1. The optimal solution of the overall problem is the optimal solution that depends on each problem
2. Break down big problems into several small problems, and there are smaller sub-problems that overlap each other
3. Analyze the problem from top to bottom, and solve the problem from bottom to top

Then, using the idea of ​​dynamic programming, let's think about how to cut the rope.

Therefore, we know that f (1) = 1, f (2) = 1, f (3) = 2.

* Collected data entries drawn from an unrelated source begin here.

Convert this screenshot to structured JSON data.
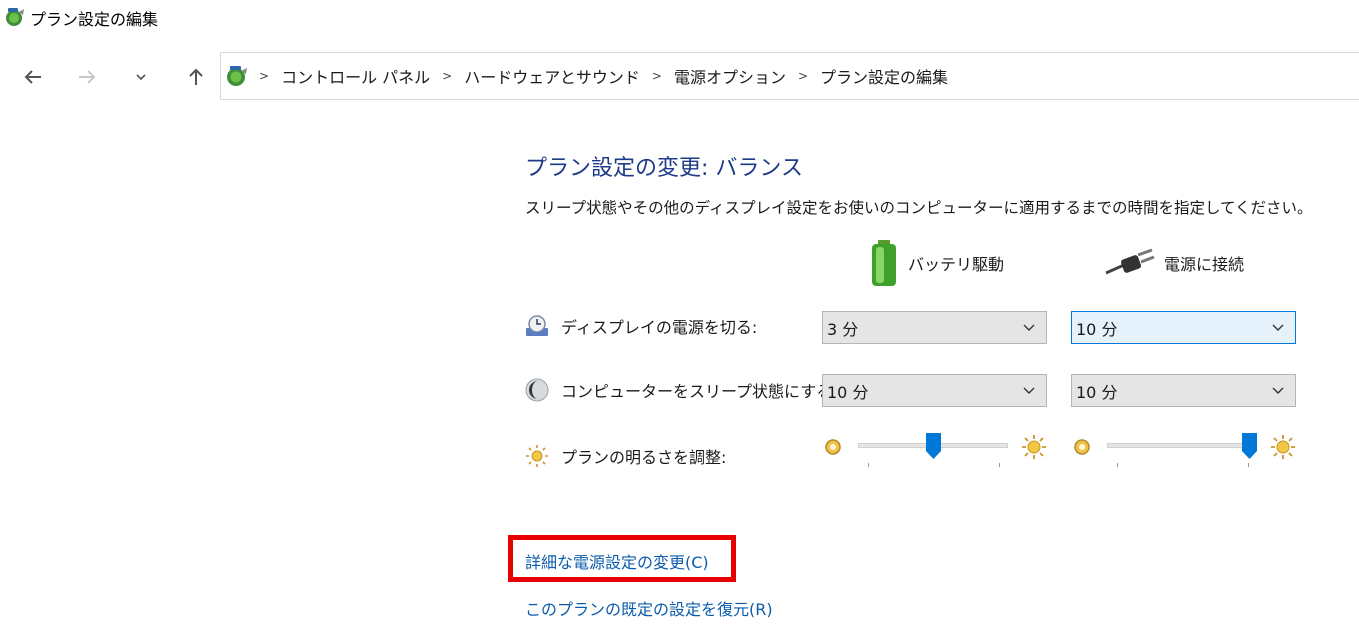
{
  "window": {
    "title": "プラン設定の編集",
    "icon": "power-options-app-icon"
  },
  "nav": {
    "back_icon": "arrow-left-icon",
    "forward_icon": "arrow-right-icon",
    "recent_icon": "chevron-down-icon",
    "up_icon": "arrow-up-icon"
  },
  "breadcrumb": {
    "items": [
      "コントロール パネル",
      "ハードウェアとサウンド",
      "電源オプション",
      "プラン設定の編集"
    ],
    "separator": ">"
  },
  "main": {
    "heading": "プラン設定の変更: バランス",
    "description": "スリープ状態やその他のディスプレイ設定をお使いのコンピューターに適用するまでの時間を指定してください。",
    "columns": {
      "battery": "バッテリ駆動",
      "plugged": "電源に接続"
    },
    "rows": {
      "display": {
        "label": "ディスプレイの電源を切る:",
        "battery_value": "3 分",
        "plugged_value": "10 分"
      },
      "sleep": {
        "label": "コンピューターをスリープ状態にする:",
        "battery_value": "10 分",
        "plugged_value": "10 分"
      },
      "brightness": {
        "label": "プランの明るさを調整:",
        "battery_percent": 50,
        "plugged_percent": 100
      }
    },
    "links": {
      "advanced": "詳細な電源設定の変更(C)",
      "restore": "このプランの既定の設定を復元(R)"
    }
  },
  "colors": {
    "heading": "#1e3a8a",
    "link": "#0b5cad",
    "highlight": "#e60000",
    "slider_thumb": "#0078d7"
  }
}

We store the optimal solution of the subproblem in the array products. The i-th element in the array represents the maximum value of the length product of each segment after cutting the rope of length i into several segments, that is, f (i). The
code implementation is as follows:

int maxproductAfterCutting(int length)
{
	if (length < 2)
		return 0;
	if (length == 2)
		return 1;
	if (length == 3)
		return 2;

	int* products = new int[length + 1];
	products[0] = 0;
	products[1] = 1;
	products[2] = 2;
	products[3] = 3;

	int max = 0;
	for (int i = 4; i <= length; i++)
	{
		max = 0;
		for (int j = 1; j < i / 2; j++)
		{
			int product = products[i] * products[i - j];
			if (max < product)
				max = product;

			products[i] = max;
		}
	}
	max = products[length];
	delete[] products;
	return max;
}

2. Greedy algorithm

The basic idea of ​​the greedy algorithm is. When we use the greedy algorithm to solve the problem, every step can make a greedy choice. Based on this choice, we determine that we can get the optimal solution.

When n> = 5, we cut as much as possible rope of length 3. When the remaining rope length is 4, cut the rope into two lengths of rope.

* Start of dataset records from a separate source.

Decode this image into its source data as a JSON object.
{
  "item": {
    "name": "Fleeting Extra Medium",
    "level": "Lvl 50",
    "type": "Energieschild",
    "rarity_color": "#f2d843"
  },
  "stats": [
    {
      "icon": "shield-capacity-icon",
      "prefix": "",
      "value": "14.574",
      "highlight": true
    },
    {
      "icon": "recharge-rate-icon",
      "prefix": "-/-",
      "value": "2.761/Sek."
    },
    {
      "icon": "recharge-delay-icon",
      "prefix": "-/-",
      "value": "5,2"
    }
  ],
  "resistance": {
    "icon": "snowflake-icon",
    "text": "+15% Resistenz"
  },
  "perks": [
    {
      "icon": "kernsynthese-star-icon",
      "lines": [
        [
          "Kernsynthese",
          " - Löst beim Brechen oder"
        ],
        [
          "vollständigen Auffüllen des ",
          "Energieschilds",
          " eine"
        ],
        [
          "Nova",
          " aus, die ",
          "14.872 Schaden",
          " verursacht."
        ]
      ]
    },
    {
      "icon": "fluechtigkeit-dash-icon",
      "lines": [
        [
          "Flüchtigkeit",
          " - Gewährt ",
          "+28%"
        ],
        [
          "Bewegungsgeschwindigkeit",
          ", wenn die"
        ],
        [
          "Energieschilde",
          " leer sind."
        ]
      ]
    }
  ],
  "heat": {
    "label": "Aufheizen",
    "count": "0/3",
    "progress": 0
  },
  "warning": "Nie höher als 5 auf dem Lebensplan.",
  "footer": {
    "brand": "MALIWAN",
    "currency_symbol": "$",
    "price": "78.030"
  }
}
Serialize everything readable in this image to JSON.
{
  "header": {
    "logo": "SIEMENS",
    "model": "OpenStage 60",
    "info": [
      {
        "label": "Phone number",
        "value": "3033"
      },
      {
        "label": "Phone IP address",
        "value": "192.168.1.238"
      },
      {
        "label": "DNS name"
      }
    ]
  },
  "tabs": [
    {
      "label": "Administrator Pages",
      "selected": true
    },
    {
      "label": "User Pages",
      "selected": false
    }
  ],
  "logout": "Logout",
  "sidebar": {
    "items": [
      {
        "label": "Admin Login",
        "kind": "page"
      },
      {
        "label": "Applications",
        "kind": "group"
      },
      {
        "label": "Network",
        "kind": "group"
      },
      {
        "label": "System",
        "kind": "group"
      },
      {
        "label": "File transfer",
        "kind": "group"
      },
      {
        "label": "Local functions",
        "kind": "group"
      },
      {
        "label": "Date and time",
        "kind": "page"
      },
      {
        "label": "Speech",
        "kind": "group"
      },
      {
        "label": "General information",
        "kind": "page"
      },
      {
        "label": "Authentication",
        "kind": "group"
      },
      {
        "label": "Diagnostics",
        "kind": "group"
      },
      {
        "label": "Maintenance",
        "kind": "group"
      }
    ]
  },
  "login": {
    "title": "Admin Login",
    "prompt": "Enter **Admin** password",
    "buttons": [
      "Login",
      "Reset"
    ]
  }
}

int maxproductAfterCutting1(int length)
{
	if (length < 2)
		return 0;
	if (length == 2)
		return 1;
	if (length == 3)
		return 2;

	//尽可能多的剪去长度为3的绳子段
	int timeOf3 = length / 3;

	//当绳子最后剩下的长度为4的时候，不能再剪去长度为3的绳子段
	//此时更好的方法就是把绳子剪成长度为2的两段
	if (length - timeOf3 * 3 == 1)
		timeOf3 -= 1;

	int timeOf2 = (length - timeOf3 * 3) / 2;
	return (int)(pow(3, timeOf3)) * (int)(pow(2, timeOf2));
}

So why choose this kind of thinking?
When n> = 5, we can prove that 2 (n-2)> n and 3 (n-3)> n, that is, when the length of the remaining rope is greater than or equal to 5, we will cut him Into 3 or 2 lengths of rope.
When n> 5, 3 (n-3)> = 2 (n-2), so we should cut as many lengths of rope as possible.